Sep 18

General properties of symmetric matrices

General properties of symmetric matrices

Here we consider properties of symmetric matrices that will be used to prove their diagonalizability.

What are the differences between R^n and C^n?

Vectors in both spaces have n coordinates. In R^n we can multiply vectors by real numbers and in C^n - by complex numbers. This affects the notions of linear combinations, linear independence, dimension and scalar product. We indicate only the differences to watch for.

If in C^n we multiply vectors only by real numbers, it becomes a space of dimension 2n. Let's take n=1 to see why.

Example 1. If we take e=1, then any complex number c=a+ib is a multiple of e: c=c1=ce with the scaling coefficient c. Thus, C is a one-dimensional space in this sense. On the other hand, if only multiplication by real numbers is allowed, then we can take e_1=1, e_2=i as a basis and then c=ae_1+be_2 and C is two-dimensional. To avoid confusion, just use scaling by the right numbers.

The scalar product in R^n is given by x\cdot y=\sum x_iy_i and in C^n by x\cdot y=\sum x_i\bar{y}_i. As a result, for the second scalar product we have x\cdot (c_1y+c_2z)=\bar{c}_1x\cdot y+\bar{c}_2x\cdot z for complex c_1,c_2 (some people call this antilinearity, to distinguish it from linearity x\cdot (ay+bz)=ax\cdot y+bx\cdot z for real a,b).

Definition 1. For a matrix A with possibly complex entries we denote A'=\overline{A^T}. The matrix A' is called an adjoint or a conjugate of A.

Exercise 1. Prove that (Ax)\cdot y=x\cdot(A'y), for any x,y\in C^n.

Proof. For complex numbers we have \overline{\bar{c}}=c, \overline{c_1c_2}=\bar{c}_1\bar{c}_2. Therefore

(Ax)\cdot y=(Ax)^T\bar{y}=x^TA^T\bar{y}=x^T\overline{\overline{(A^T)}}\bar{y}=x^T\overline{(\overline{A^T}y)}=x\cdot(A'y).

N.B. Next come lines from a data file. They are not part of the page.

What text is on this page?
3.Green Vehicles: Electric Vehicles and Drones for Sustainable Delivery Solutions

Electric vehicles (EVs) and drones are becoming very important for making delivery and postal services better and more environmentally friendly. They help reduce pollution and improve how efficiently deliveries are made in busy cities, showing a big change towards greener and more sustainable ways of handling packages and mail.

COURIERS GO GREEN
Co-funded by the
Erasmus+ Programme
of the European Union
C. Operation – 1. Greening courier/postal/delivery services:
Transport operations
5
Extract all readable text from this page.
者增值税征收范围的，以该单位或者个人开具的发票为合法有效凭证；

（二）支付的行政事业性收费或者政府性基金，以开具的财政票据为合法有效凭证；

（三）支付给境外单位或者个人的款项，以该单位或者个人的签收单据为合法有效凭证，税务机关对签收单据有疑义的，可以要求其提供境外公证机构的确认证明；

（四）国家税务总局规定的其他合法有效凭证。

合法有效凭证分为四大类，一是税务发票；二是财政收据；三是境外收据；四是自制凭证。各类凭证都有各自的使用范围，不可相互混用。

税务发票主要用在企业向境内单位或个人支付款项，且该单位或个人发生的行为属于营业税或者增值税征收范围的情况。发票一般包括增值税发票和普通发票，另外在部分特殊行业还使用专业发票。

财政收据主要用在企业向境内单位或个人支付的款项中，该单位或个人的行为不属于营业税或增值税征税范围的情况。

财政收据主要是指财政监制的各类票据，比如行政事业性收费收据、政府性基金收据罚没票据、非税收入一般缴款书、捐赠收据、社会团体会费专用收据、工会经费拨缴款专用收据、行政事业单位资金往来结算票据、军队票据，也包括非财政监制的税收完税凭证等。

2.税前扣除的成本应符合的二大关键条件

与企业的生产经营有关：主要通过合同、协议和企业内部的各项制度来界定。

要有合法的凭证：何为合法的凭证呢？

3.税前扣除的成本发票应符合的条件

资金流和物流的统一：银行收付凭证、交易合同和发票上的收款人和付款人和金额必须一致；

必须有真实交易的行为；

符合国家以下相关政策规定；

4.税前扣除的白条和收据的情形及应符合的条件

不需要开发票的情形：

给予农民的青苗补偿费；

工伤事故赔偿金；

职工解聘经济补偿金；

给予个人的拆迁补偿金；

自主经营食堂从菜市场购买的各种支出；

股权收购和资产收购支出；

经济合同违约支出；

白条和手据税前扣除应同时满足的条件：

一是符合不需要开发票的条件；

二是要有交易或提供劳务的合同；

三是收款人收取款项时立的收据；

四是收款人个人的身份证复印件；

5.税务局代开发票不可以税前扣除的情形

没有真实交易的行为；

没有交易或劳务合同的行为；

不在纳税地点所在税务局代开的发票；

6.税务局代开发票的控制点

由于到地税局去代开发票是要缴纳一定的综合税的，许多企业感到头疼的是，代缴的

Thus, when considering matrices in C^n, conjugation should be used instead of transposition. In particular, instead of symmetry A=A^T the equation A=A' should be used. Matrices satisfying the last equation are called self-adjoint. The theory of self-adjoint matrices in C^n is very similar to that of symmetric matrices in R^n. Keeping in mind two applications (regression analysis and optimization), we consider only square matrices with real entries. Even in this case one is forced to work with C^n from time to time because, in general, eigenvalues can be complex numbers.

General properties of symmetric matrices

A is assumed a square matrix with real entries. When we extend A from R^n to C^n, Ax is defined by the same expression as before but x is allowed to be from C^n and the scalar product in R^n is replaced by the scalar product in C^n. The extension is denoted A_C.

Exercise 2. If A is symmetric, then all eigenvalues of A_C are real.

Proof. Suppose \lambda is an eigenvalue of A_C. Using Exercise 1 and the symmetry of A we have

\lambda x\cdot x=(Ax)\cdot x=x\cdot(Ax)=x\cdot(\lambda x)=\bar{\lambda}x\cdot x.

Since x\cdot x=\|x\|^2>0, we have \lambda =\bar{\lambda}. This shows that \lambda is real.

Exercise 3. If A is symmetric, then it has at least one real eigenvector.

Proof. We know that A_C has at least one complex eigenvalue \lambda. By Exercise 2, this eigenvalue must be real. Thus, we have Ax=\lambda x with some nonzero x\in C^n. Separating real and imaginary parts of x, we have x=u+iv, Au=\lambda u, Av=\lambda v with some u,v\in R^n. At least one of u,v is not zero. Thus a real eigenvector exists.

We need to generalize Exercise 3 to the case when A acts in a subspace. This is done in the next two exercises.

Definition 2. A subspace L is called an invariant subspace of A if AL\subseteq L.

Example 2. If x is an eigenvector of A, then the subspace L spanned by x is an invariant subspace of A. This is because x\in L implies Ax=\lambda x\in L.

Exercise 4. If A is symmetric and L is a non-trivial invariant subspace of A, then A has an eigenvector in L.

Proof. By the definition of an invariant subspace, the restriction of A to L defined by A_Lx=Ax, x\in L, acts from L to L. By Exercise 3, applied to A_L, it has an eigenvector in L, which is also an eigenvector of A.

Exercise 5. a) If \lambda is an (real) eigenvalue of A_R, then it is an eigenvalue of A_C. b) If \lambda is a real eigenvalue of A_C, then it is an eigenvalue of A_R. This is summarized as \sigma(A_R)=\sigma (A_C)\cap R, see the spectrum notation.

See if you can prove this yourself following the ideas used above.